In 1992, Azerbaijan's currency situation was one of profound crisis and transition, directly stemming from the collapse of the Soviet Union. The newly independent republic initially remained within the "Ruble Zone," using the Russian ruble as its currency. However, this arrangement quickly became untenable. The Central Bank of Russia, pursuing its own anti-inflationary policies, began restricting the flow of rubles to former Soviet states, while other republics printed their own versions of the currency without restraint. This led to a massive influx of rubles into Azerbaijan, fueling hyperinflation and a catastrophic loss of purchasing power, devastating salaries and savings.

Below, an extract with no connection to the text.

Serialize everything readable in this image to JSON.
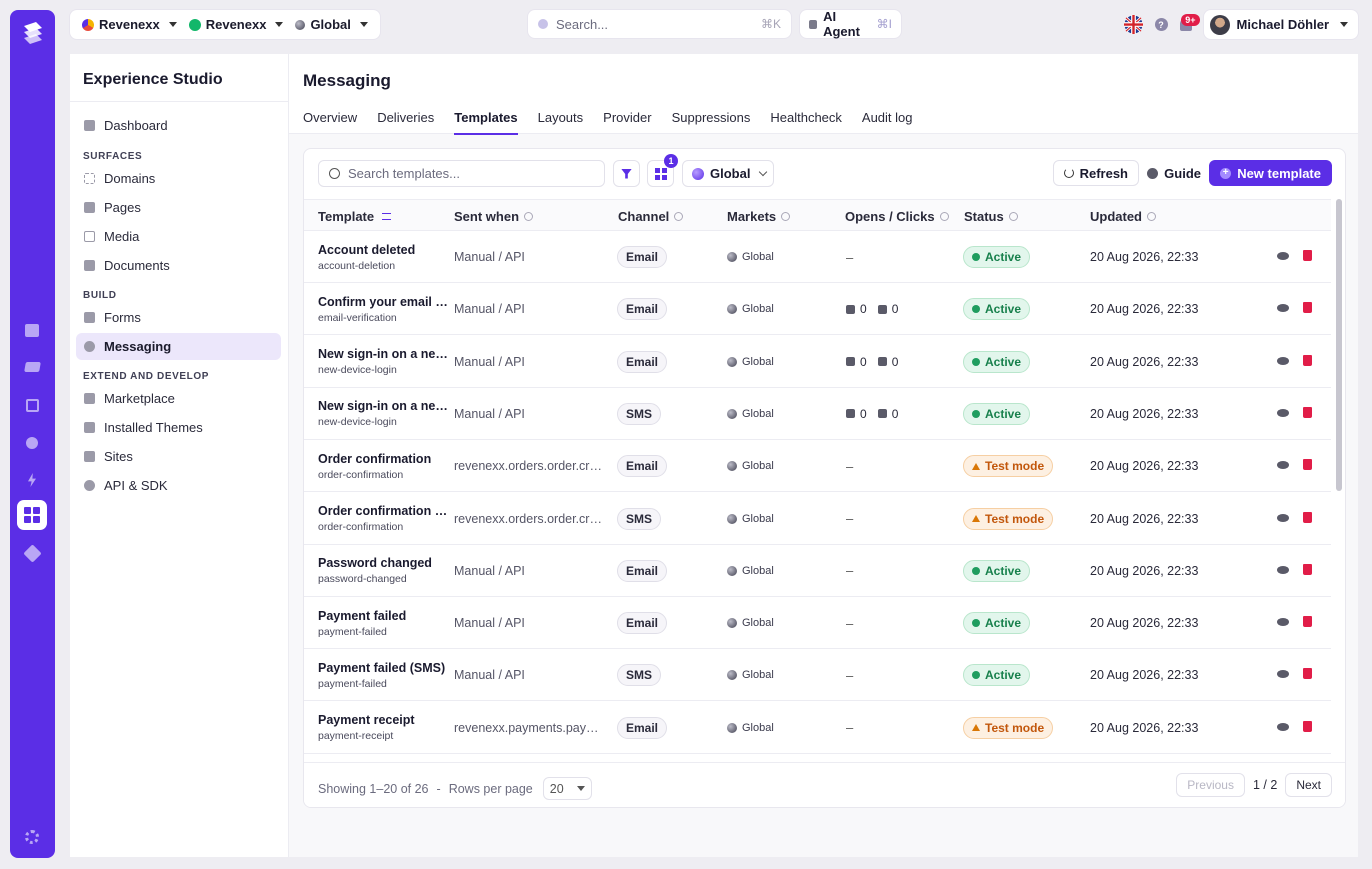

The economic chaos was severely compounded by the ongoing war with Armenia over Nagorno-Karabakh. The conflict consumed a vast portion of state resources, displaced hundreds of thousands of people, and crippled industrial and agricultural production. With its budget shattered and unable to collect taxes effectively, the government under President Abulfaz Elchibey resorted to financing itself by printing money, further accelerating the inflationary spiral. The economy was trapped in a vicious cycle where war spending necessitated money-printing, which destroyed the currency's value and further crippled the formal economy.
Recognizing the impossibility of the existing system, the Azerbaijani government took a decisive step in mid-1992 by introducing a temporary national currency, the
Azerbaijani ruble (also known as the
manat), which circulated alongside the Soviet and Russian rubles. This was a transitional instrument aimed at gaining monetary control. However, without accompanying fiscal discipline and political stability, it failed to immediately stabilize the economy. The year ended with the nation mired in hyperinflation, a worthless currency, and a barter economy flourishing as the formal financial system collapsed, setting the stage for the introduction of a permanent new manat in 1993.